Grassroots minstrelsy and the archive
15 September 2015
When I tell people I’m writing my dissertation on 20th century amateur minstrel shows in the United States, I am typically met with one of two reactions: shock that these performances occurred with such frequency (and well into the 1960s at that), or confusion about what a minstrel show actually is (many people have never heard of minstrelsy at all). When I tell them I attended an instance of staged minstrelsy in Tunbridge, Vermont last March (2015), utter bewilderment ensues.

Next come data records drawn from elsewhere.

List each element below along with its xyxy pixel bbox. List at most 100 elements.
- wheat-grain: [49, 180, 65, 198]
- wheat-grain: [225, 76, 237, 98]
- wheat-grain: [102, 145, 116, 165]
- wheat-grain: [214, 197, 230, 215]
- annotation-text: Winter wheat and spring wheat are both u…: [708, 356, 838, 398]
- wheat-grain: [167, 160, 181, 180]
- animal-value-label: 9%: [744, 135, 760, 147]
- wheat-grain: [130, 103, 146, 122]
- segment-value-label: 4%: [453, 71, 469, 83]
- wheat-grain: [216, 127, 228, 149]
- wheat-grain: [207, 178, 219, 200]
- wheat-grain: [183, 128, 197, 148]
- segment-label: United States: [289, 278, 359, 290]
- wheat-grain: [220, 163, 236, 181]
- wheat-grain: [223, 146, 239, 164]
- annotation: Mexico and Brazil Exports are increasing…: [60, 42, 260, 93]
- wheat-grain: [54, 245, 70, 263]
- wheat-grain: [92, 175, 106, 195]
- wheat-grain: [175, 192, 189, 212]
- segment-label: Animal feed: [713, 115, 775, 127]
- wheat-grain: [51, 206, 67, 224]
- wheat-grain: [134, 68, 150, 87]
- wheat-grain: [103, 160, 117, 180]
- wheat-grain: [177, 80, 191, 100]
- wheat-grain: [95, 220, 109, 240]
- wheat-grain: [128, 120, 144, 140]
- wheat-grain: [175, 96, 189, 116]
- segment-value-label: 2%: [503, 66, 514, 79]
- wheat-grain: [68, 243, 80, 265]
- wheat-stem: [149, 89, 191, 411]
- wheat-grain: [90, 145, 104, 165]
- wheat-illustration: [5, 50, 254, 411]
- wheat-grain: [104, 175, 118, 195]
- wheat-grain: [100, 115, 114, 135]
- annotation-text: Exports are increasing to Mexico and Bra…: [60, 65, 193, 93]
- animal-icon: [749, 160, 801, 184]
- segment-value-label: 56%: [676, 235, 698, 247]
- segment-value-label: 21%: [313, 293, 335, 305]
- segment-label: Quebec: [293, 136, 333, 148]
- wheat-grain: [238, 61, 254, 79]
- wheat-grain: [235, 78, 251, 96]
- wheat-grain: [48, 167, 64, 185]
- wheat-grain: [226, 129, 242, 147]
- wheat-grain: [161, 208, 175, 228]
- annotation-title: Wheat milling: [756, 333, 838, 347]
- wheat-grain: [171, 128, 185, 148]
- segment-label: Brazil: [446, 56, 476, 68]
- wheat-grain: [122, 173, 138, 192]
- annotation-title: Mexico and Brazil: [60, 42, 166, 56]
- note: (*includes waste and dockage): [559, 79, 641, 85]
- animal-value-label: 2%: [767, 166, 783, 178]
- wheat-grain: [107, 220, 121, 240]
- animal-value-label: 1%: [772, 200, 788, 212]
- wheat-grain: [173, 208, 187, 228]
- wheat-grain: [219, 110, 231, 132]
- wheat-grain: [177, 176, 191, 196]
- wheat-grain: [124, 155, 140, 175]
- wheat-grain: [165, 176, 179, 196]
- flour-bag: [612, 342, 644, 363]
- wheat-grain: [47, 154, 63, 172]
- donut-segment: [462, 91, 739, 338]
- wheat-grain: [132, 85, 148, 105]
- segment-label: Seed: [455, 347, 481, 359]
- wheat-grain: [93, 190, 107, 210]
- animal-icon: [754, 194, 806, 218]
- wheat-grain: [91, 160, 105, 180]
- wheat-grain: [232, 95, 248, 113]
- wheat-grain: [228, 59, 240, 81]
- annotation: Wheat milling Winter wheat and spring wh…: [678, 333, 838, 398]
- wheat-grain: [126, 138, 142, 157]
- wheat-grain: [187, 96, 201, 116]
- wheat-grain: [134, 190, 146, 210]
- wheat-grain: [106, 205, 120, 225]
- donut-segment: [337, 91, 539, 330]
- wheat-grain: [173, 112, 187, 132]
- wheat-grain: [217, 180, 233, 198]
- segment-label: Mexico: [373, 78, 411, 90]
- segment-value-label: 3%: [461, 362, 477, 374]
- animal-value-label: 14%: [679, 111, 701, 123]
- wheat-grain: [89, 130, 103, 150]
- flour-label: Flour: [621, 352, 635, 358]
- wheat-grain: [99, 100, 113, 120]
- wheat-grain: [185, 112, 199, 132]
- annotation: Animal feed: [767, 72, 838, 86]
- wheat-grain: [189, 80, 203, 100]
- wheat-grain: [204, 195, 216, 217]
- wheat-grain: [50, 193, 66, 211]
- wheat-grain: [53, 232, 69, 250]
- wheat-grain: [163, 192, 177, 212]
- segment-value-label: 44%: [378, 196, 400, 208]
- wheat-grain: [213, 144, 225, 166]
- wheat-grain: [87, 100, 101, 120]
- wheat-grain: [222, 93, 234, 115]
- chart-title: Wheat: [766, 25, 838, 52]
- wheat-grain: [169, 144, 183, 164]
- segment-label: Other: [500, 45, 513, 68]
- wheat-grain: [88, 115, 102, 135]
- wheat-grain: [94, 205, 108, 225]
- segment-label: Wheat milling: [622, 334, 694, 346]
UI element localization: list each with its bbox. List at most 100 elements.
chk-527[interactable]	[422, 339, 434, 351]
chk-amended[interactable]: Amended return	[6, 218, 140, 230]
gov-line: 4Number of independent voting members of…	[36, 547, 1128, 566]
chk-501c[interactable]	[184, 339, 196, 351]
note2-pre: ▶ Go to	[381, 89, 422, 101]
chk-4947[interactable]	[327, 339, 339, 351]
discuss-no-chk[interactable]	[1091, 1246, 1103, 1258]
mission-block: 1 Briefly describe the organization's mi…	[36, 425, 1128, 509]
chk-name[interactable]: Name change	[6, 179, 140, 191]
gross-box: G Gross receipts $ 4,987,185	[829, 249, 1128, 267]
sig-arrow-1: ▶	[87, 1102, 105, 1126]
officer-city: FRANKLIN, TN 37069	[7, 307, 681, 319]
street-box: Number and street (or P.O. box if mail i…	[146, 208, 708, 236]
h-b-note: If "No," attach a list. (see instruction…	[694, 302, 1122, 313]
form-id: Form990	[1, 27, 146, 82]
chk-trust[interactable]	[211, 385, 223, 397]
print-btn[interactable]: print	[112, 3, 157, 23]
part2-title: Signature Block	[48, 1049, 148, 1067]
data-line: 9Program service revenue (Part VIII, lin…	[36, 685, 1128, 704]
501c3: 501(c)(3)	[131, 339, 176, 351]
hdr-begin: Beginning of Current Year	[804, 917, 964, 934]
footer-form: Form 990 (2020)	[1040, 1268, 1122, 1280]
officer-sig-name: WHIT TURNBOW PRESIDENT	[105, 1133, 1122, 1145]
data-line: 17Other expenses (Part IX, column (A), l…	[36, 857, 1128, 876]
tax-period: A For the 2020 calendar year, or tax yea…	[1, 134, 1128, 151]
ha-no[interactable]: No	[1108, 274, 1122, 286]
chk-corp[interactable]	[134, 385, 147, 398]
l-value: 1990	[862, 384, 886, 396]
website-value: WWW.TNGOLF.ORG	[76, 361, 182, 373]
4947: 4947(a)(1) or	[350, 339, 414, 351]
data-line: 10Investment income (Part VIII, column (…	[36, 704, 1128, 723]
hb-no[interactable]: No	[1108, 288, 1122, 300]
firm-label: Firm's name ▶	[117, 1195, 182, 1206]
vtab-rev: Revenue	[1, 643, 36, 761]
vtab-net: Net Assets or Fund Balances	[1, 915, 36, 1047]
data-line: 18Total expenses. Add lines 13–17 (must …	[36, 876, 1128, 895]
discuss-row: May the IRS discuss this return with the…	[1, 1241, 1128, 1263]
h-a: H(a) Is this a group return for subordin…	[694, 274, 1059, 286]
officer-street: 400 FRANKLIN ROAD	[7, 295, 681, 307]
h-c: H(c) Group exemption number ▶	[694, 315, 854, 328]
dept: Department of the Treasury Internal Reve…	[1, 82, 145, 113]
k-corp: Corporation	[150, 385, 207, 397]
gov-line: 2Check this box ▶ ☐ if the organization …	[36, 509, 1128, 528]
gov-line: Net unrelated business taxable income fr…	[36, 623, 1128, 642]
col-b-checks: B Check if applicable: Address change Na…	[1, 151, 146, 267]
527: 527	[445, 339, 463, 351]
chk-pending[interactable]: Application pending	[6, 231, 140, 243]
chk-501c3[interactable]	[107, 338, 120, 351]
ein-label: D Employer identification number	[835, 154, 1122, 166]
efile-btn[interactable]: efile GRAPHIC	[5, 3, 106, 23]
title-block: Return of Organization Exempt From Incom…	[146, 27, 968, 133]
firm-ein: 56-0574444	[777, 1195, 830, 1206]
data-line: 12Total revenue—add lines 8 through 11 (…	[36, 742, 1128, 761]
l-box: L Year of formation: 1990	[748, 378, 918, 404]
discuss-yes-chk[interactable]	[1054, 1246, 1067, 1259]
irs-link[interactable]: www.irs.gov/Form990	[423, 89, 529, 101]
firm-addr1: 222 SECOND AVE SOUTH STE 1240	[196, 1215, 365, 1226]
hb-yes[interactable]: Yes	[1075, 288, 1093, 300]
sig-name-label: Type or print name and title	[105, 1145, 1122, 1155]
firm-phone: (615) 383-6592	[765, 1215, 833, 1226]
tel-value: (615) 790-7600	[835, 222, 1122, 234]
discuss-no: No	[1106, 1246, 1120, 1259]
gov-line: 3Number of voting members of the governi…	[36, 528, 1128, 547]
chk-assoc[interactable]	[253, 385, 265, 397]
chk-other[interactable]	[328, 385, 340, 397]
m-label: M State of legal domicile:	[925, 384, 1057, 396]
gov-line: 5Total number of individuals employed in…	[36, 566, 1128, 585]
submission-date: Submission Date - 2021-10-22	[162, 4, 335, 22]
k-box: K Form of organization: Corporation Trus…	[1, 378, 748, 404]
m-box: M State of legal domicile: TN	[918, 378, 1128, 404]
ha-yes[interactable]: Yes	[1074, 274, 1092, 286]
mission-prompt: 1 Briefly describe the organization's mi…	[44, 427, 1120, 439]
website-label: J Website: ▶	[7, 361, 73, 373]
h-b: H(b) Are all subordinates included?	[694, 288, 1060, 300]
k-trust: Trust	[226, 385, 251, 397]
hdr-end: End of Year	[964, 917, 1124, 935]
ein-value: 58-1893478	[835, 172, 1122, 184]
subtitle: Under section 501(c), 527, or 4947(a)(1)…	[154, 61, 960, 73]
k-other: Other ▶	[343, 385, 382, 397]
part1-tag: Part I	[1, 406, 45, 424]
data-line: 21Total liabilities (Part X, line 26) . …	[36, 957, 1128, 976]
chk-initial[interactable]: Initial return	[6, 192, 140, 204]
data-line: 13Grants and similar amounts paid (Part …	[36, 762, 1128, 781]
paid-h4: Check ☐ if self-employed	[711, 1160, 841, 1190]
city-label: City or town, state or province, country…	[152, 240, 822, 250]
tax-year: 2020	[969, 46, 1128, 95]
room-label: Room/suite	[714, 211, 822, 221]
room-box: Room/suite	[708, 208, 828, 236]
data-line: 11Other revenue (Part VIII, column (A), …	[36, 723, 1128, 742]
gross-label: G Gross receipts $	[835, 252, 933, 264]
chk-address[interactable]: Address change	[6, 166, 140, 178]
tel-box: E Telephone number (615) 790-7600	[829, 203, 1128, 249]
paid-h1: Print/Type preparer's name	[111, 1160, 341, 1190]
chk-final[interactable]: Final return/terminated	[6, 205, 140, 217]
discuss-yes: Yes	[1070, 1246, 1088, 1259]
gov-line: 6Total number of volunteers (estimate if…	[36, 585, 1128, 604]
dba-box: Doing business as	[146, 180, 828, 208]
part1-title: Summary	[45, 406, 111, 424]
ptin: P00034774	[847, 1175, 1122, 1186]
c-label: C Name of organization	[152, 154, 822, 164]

Unlike the national memory of minstrel shows, remnants of what was once America’s most popular form of entertainment can be seen anytime one strolls down the grocery aisle or hears the catchy tune of the ice cream truck . What fascinates me is how these products of minstrelsy have become divorced from the source, especially when communities all across America were regularly holding amateur shows as local fundraisers just a few generations ago.
The production of minstrel shows by everyday Americans — which often featured not only blackface but drag — is a phenomenon I am calling grassroots minstrelsy. It was practiced by groups as disparate as Atlanta Western Union employees (1922), Los Angeles Athletic Club members (1942), and even U.S. Congressional spouses (1963). But despite its quotidian nature, grassroots minstrelsy’s material traces have been lost in virtue of their ephemerality. Because of this archival gap, very little work has been done to probe the communities that ritualistically staged these masquerades of race and gender.
Grassroots Minstrelsy in Bronzeville — which studies the community of elite black Chicagoans who enacted annual minstrel shows Easter Monday night from 1897 to 1952 — began with the creation of an archive. Tracing the 50+ year history of South Side Chicago’s Amateur Minstrel Club included digital methods like scraping data from newspaper archives for information about the shows, census records for demographics about their performers, and sheet music collections for lyrics performers crooned on stage. But it also included analog methods like visiting vast repositories of Bronzeville history housed at the University of Illinois at Chicago and the Vivian G. Harsh Research Collection at the Chicago Public Library.
One of the most incredible finds made during this archival journey was a small stash of programs printed for these Easter season performances. Of course the material inside each booklet contains a treasure trove of information about the very shows I had been meticulously reconstructing through newspaper reviews and advertisements. However, what was especially intriguing was just how much of a similarity the 1920 program bore to the 2015 Vermont production.
Though hard to show through static images, these programs felt the same in my hand. They were same in size, the covers identical in color, and each boasted a rich supply of local businesses supporting the shows’ charitable purposes. Despite being created in two vastly different local communities almost a century apart, both minstrel programs announced their ritualized recurrence and listed local community members as interlocutor and endmen. They could have easily been made by the same printers and designed by the same club member — different issues of a serial publication.
Not only does this comparison help me think about grassroots minstrelsy as a connected phenomena — as opposed to a series of isolated events — this archival anecdote also reminds me of the physical objects behind my digital project, materials that can often become abstracted and obscured when transformed into data. As I build the database architecture for my project and the user interface for visualizing the data it contains, returning to such archival discoveries helps me to contextualize the massive collection of fielded data with which I am working.